Царь спешно переодел гвардию в форму гольштинского образца, узкую и неудобную, сменившую традиционную петровскую. Его энергия устремилась на плац-парад. Изнеженные вельможи, пожилые и нередко толстобрюхие, часами месили снег и грязь, а впереди суетился ледащий император. Он выписал из Гольштинии двух дядьев, произвел их сразу в фельдмаршалы, одного поставил во главе конногвардейцев, другого назначил губернатором в Эстляндию. Преображенский, Семеновский и Измайловский полки лишились своих славных и любимых названий, кавалергардов распустили. Ходили слухи, что та же участь уготована всей гвардии, которую царек в открытую именовал янычарами. Придворный ювелир Позье записывал в дневнике: «Гвардейские полки не ставили совершенно ни во что в сравнении с горстью гольштинцев»[115]. Гнетущее впечатление на окружающих производило пьянство императора: с утра он накачивался английским пивом, до которого был большой охотник, вечерние оргии часто заканчивались тем, что его величество уносили на руках в спальню. Духовенство и верующие были оскорблены царским распоряжением оставить в церквах лишь образы Спасителя и Богородицы.

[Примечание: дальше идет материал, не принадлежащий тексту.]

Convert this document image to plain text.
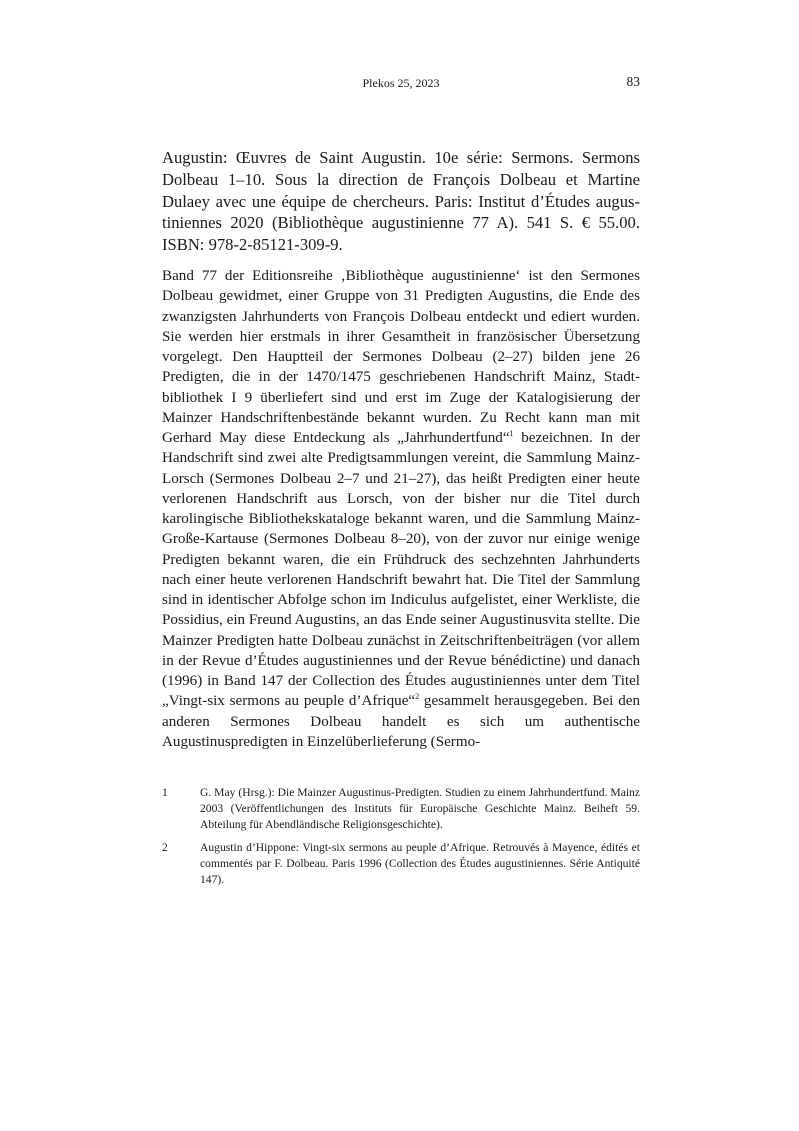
Plekos 25, 2023	83
Augustin: Œuvres de Saint Augustin. 10e série: Sermons. Sermons Dolbeau 1–10. Sous la direction de François Dolbeau et Martine Dulaey avec une équipe de chercheurs. Paris: Institut d’Études augustiniennes 2020 (Bibliothèque augustinienne 77 A). 541 S. € 55.00. ISBN: 978-2-85121-309-9.

Band 77 der Editionsreihe ‚Bibliothèque augustinienne‘ ist den Sermones Dolbeau gewidmet, einer Gruppe von 31 Predigten Augustins, die Ende des zwanzigsten Jahrhunderts von François Dolbeau entdeckt und ediert wurden. Sie werden hier erstmals in ihrer Gesamtheit in französischer Übersetzung vorgelegt. Den Hauptteil der Sermones Dolbeau (2–27) bilden jene 26 Predigten, die in der 1470/1475 geschriebenen Handschrift Mainz, Stadtbibliothek I 9 überliefert sind und erst im Zuge der Katalogisierung der Mainzer Handschriftenbestände bekannt wurden. Zu Recht kann man mit Gerhard May diese Entdeckung als „Jahrhundertfund“$^1$ bezeichnen. In der Handschrift sind zwei alte Predigtsammlungen vereint, die Sammlung Mainz-Lorsch (Sermones Dolbeau 2–7 und 21–27), das heißt Predigten einer heute verlorenen Handschrift aus Lorsch, von der bisher nur die Titel durch karolingische Bibliothekskataloge bekannt waren, und die Sammlung Mainz-Große-Kartause (Sermones Dolbeau 8–20), von der zuvor nur einige wenige Predigten bekannt waren, die ein Frühdruck des sechzehnten Jahrhunderts nach einer heute verlorenen Handschrift bewahrt hat. Die Titel der Sammlung sind in identischer Abfolge schon im Indiculus aufgelistet, einer Werkliste, die Possidius, ein Freund Augustins, an das Ende seiner Augustinusvita stellte. Die Mainzer Predigten hatte Dolbeau zunächst in Zeitschriftenbeiträgen (vor allem in der Revue d’Études augustiniennes und der Revue bénédictine) und danach (1996) in Band 147 der Collection des Études augustiniennes unter dem Titel „Vingt-six sermons au peuple d’Afrique“$^2$ gesammelt herausgegeben. Bei den anderen Sermones Dolbeau handelt es sich um authentische Augustinuspredigten in Einzelüberlieferung (Sermo-

1	G. May (Hrsg.): Die Mainzer Augustinus-Predigten. Studien zu einem Jahrhundertfund. Mainz 2003 (Veröffentlichungen des Instituts für Europäische Geschichte Mainz. Beiheft 59. Abteilung für Abendländische Religionsgeschichte).
2	Augustin d’Hippone: Vingt-six sermons au peuple d’Afrique. Retrouvés à Mayence, édités et commentés par F. Dolbeau. Paris 1996 (Collection des Études augustiniennes. Série Antiquité 147).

И в довершение всего – скандал во внешней политике. Армия получила приказ прекратить военные действия, к королю Фридриху прибыл царский гонец с пальмовой ветвью. Фридрих встретил его в трауре, со скорбной миной на лице: для прошлой кампании он с трудом наскреб 96 тысяч солдат против 230 тысяч у неприятеля[116]. Петр вытаскивал его из неминуемой пропасти поражения. В инструкциях, подготовленных Фридрихом для дипломата Б. В. Гольца, собиравшегося в Петербург, говорилось об уступке России Восточной Пруссии, как о чем-то само собой разумеющемся. Ни скорби, ни уступок не понадобилось. Петр предлагал мир и союз, не требуя даже компенсации за понесенные военные расходы. Фридрих в своем послании высоко оценил уже усмотренную им государственную мудрость своего нового друга. Он взял на себя труд по составлению текста мирного договора, присвоил тому чин генерал-майора своей армии и наградил его орденом Черного орла. Петр III прилюдно лобзал бюст обожаемого Фридриха и бросался на колени перед его портретом. Саксонский посланник в недоумении сообщал своему правительству: «Король здесь – подлинный император». Все это походило на театр абсурда.

Сам Фридрих был смущен и даже перепуган пылкостью чувств самодержца, и не по причине скромности, а из-за опасения, как бы изъявления дружбы к нему, вчерашнему врагу, и нескрываемое пренебрежение ко всему национально-русскому не обошлись дорого обитателю Зимнего дворца. Он советовал тому поспешить с коронацией, чтобы обрести в глазах подданных ореол легитимного монарха. Но Петр был занят подготовкой похода против коварной Дании, отторгшей у родной Гольштинии провинцию Шлезвиг, и отмахивался от советов: он держит этих «русских» в повиновении. Он не подозревал, что надругательства над верой, обычаями страны, ее традициями в России терпеть не привыкли и что он играет со смертью.